Ekonprzecięcie: Pisanie dzisiaj w The New York TimesSpecjalny inspektor generalny TARP Neil Barofsky mówi, że ratowanie banków zakończyło się sukcesem, ale zawiodło kraj. Mówi, że kraj skorzystał na uniknięciu krachu systemu finansowego, ale inne pomiary pokazują, że proces ten miał niewiele innych zalet niż uratowanie systemu bankowego.Barofsky pisze:
Chociaż nie ma wątpliwości, że kraj skorzystał na uniknięciu załamania systemu finansowego, nie może to być jedyna miara, według której mierzy się spuściznę TARP. Ustawodawstwo, które stworzyło TARP, ustawę o nadzwyczajnej stabilizacji gospodarczej, miało znacznie szersze cele, w tym ochronę wartości domu i zachowanie własności domu.
Te cele zorientowane na Main Street nie były, jak sugeruje teraz Departament Skarbu, zwykłym ubiorem, który należało tylko „brać pod uwagę”. Stanowiły one raczej centralną część kompromisu z niechętnymi członkami Kongresu do oddania głosu, który w wielu przypadkach okazał się politycznym samobójstwem.
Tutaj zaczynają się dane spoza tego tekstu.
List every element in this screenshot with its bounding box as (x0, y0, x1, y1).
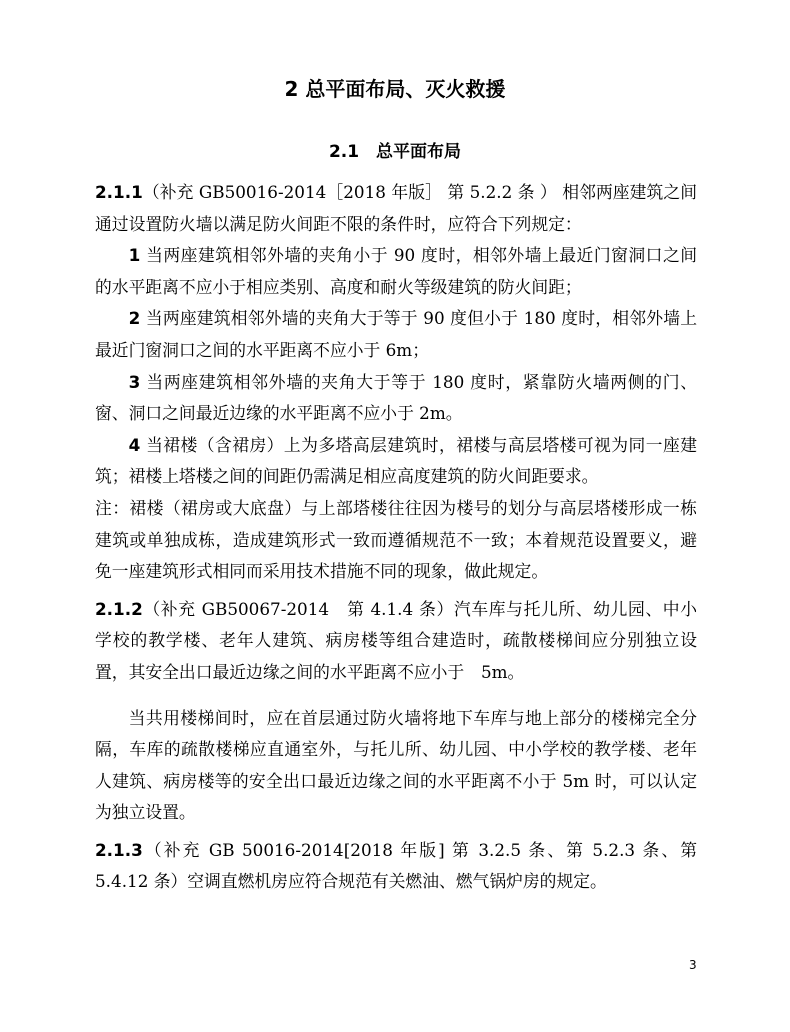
page-number: 3 (689, 958, 697, 972)
clause-number: 2.1.2 (95, 598, 143, 619)
clause-intro: （补充 GB 50016-2014[2018 年版] 第 3.2.5 条、第 5.2.3 条、第 5.4.12 条）空调直燃机房应符合规范有关燃油、燃气锅炉房的规定。 (95, 839, 697, 892)
item-text: 当两座建筑相邻外墙的夹角小于 90 度时，相邻外墙上最近门窗洞口之间的水平距离不应小于相应类别、高度和耐火等级建筑的防火间距； (95, 245, 697, 297)
clause-number: 2.1.3 (95, 839, 143, 860)
clause-number: 2.1.1 (95, 182, 143, 202)
item-number: 2 (128, 308, 141, 329)
list-item (95, 240, 697, 303)
list-item (95, 367, 697, 430)
clause-paragraph: 当共用楼梯间时，应在首层通过防火墙将地下车库与地上部分的楼梯完全分隔，车库的疏散楼梯应直通室外，与托儿所、幼儿园、中小学校的教学楼、老年人建筑、病房楼等的安全出口最近边缘之间的水平距离不小于 5m 时，可以认定为独立设置。 (95, 707, 697, 823)
item-number: 1 (128, 245, 141, 266)
item-text: 当裙楼（含裙房）上为多塔高层建筑时，裙楼与高层塔楼可视为同一座建筑；裙楼上塔楼之间的间距仍需满足相应高度建筑的防火间距要求。 (95, 434, 697, 487)
item-text: 当两座建筑相邻外墙的夹角大于等于 90 度但小于 180 度时，相邻外墙上最近门窗洞口之间的水平距离不应小于 6m； (95, 308, 697, 360)
document-body (95, 174, 697, 898)
clause-intro: （补充 GB50016-2014［2018 年版］ 第 5.2.2 条 ） 相邻两座建筑之间通过设置防火墙以满足防火间距不限的条件时，应符合下列规定： (95, 182, 697, 234)
clause-2-1-3 (95, 835, 697, 898)
chapter-title: 2 总平面布局、灭火救援 (284, 77, 506, 101)
list-item (95, 430, 697, 493)
list-item (95, 303, 697, 366)
item-number: 3 (128, 371, 141, 392)
section-title: 2.1 总平面布局 (328, 142, 462, 162)
clause-2-1-2 (95, 594, 697, 689)
clause-intro: （补充 GB50067-2014 第 4.1.4 条）汽车库与托儿所、幼儿园、中小学校的教学楼、老年人建筑、病房楼等组合建造时，疏散楼梯间应分别独立设置，其安全出口最近边缘之间的水平距离不应小于 5m。 (95, 598, 697, 682)
clause-note: 注：裙楼（裙房或大底盘）与上部塔楼往往因为楼号的划分与高层塔楼形成一栋建筑或单独成栋，造成建筑形式一致而遵循规范不一致；本着规范设置要义，避免一座建筑形式相同而采用技术措施不同的现象，做此规定。 (95, 497, 697, 582)
clause-2-1-1 (95, 177, 697, 240)
item-text: 当两座建筑相邻外墙的夹角大于等于 180 度时，紧靠防火墙两侧的门、窗、洞口之间最近边缘的水平距离不应小于 2m。 (95, 371, 697, 424)
item-number: 4 (128, 434, 141, 455)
Nacisk ustawy na zachowanie własności domu był szczególnie istotny dla przejścia. Kongresowi powiedziano, że TARP zostanie wykorzystany do zakupu kredytów hipotecznych o wartości do 700 miliardów dolarów, a aby uzyskać niezbędne głosy, Ministerstwo Skarbu obiecało, że zmodyfikuje te hipoteki, aby pomóc walczącym właścicielom domów. Rzeczywiście, ustawa wyraźnie nakazuje wydziałowi właśnie to zrobić.
Niewiele jednak zrobiło, aby dotrzymać tego legislacyjnego porozumienia. Niemal natychmiast, jak pozwala na to szeroki język ustawy, plan Ministerstwa Skarbu dotyczący TARP przesunął się z zakupu kredytów hipotecznych na wlew setek miliardów dolarów do największych instytucji finansowych w kraju, co nastąpiło wraz z wyraźną obietnicą, że przywrócić kredyty.
Barofsky zwraca uwagę, że pakiet ratunkowy przyniósł korzyści tylko dużym bankom, które są teraz o 20 procent większe niż przed kryzysem. Wydaje mu się, że proces ten ugruntował dla wielkich banków stały status zbyt duży, by upaść.
On pisze:
Niewłaściwe zarządzanie przez Skarb Państwa TARP-em i lekceważenie celów TARP-u przy głównej ulicy – czy to zrodzone z niekompetencji, nieśmiałości w obliczu kryzysu, czy też nastawienia zbyt ściśle powiązanego z bankami, które miał kontrolować – mogły tak nadszarpnąć wiarygodność rządu jako całość, że przyszli decydenci polityczni mogą nie być politycznie niezdolni do podjęcia niezbędnych kroków w celu uratowania systemu następnym razem, gdy pojawi się kryzys.